The logic and computational details of chi-square tests are described
in Chapter 8 of Concepts and Applications.
This unit will calculate the value of chi-square for a one-dimensional "goodness of fit" test, for up to 8 mutually exclusive categories labeled A through H. To enter an observed cell frequency, click the cursor into the appropriate cell, then type in the value. Expected values can be entered as either frequencies or proportions. If you enter the expected values as proportions, the entries can take the form of either decimal fractions such as .25, or common fractions such as 1/4. Whenever possible, it is better to enter common fractions rather than rounded decimal fractions: 1/3 rather than .3333; 1/6 rather than .1667; and so forth.

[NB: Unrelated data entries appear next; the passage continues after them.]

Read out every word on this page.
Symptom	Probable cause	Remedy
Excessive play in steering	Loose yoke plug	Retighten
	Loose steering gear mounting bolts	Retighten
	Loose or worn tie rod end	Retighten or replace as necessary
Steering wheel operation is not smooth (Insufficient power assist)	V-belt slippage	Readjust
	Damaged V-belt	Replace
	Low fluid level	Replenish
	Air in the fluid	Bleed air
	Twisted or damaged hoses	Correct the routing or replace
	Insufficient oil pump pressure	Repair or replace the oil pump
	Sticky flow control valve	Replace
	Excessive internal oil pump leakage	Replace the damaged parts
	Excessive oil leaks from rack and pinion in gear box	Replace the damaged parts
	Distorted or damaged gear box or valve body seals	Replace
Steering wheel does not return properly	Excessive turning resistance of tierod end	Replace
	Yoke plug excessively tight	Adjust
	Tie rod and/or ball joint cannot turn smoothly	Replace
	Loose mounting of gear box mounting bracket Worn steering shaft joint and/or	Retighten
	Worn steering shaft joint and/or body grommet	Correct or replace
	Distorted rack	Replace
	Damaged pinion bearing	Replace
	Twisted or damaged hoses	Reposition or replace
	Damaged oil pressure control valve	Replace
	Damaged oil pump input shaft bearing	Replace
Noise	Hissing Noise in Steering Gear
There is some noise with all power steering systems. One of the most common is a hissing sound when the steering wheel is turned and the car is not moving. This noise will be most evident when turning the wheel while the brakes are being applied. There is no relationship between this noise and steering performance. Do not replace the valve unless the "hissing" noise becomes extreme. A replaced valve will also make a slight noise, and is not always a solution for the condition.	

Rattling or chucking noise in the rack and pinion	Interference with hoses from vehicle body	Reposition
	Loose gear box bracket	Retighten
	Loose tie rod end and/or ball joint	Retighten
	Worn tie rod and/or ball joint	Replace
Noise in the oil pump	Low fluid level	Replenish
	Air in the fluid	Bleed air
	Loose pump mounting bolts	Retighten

When all observed and expected values have been entered, click the «Calculate» button. To perform a new analysis with a new set of data, click the «Reset» button.
Monte Carlo Simulation of the Multinomial Sampling Distribution
Each click of this button will draw 200 random samples, each of size n=, from a multinomial distribution that includes categorical outcomes, A, B, C, etc. The mere-chance probability for each category is defined by the corresponding value that appears in the data-entry table under the heading "Expected Proportion." For each sample, a chi-square measure is taken of the aggregate degree to which the 'observed' frequencies differ from the expected frequencies, and a running talley is kept of the proportion of such measures that are equal to or greater than the observed chi-square value obtained in the main analysis. This talley is what appears, following each batch of 200 simulated samples, in the text box labeled "Estimated Probability (Cumulative)." Note that each batch of 200 samples will take a moment to complete, depending on the speed of your computer, and that processing time increases exponentially as a function of n. Optimally, your probability estimate should be based on several thousand samples.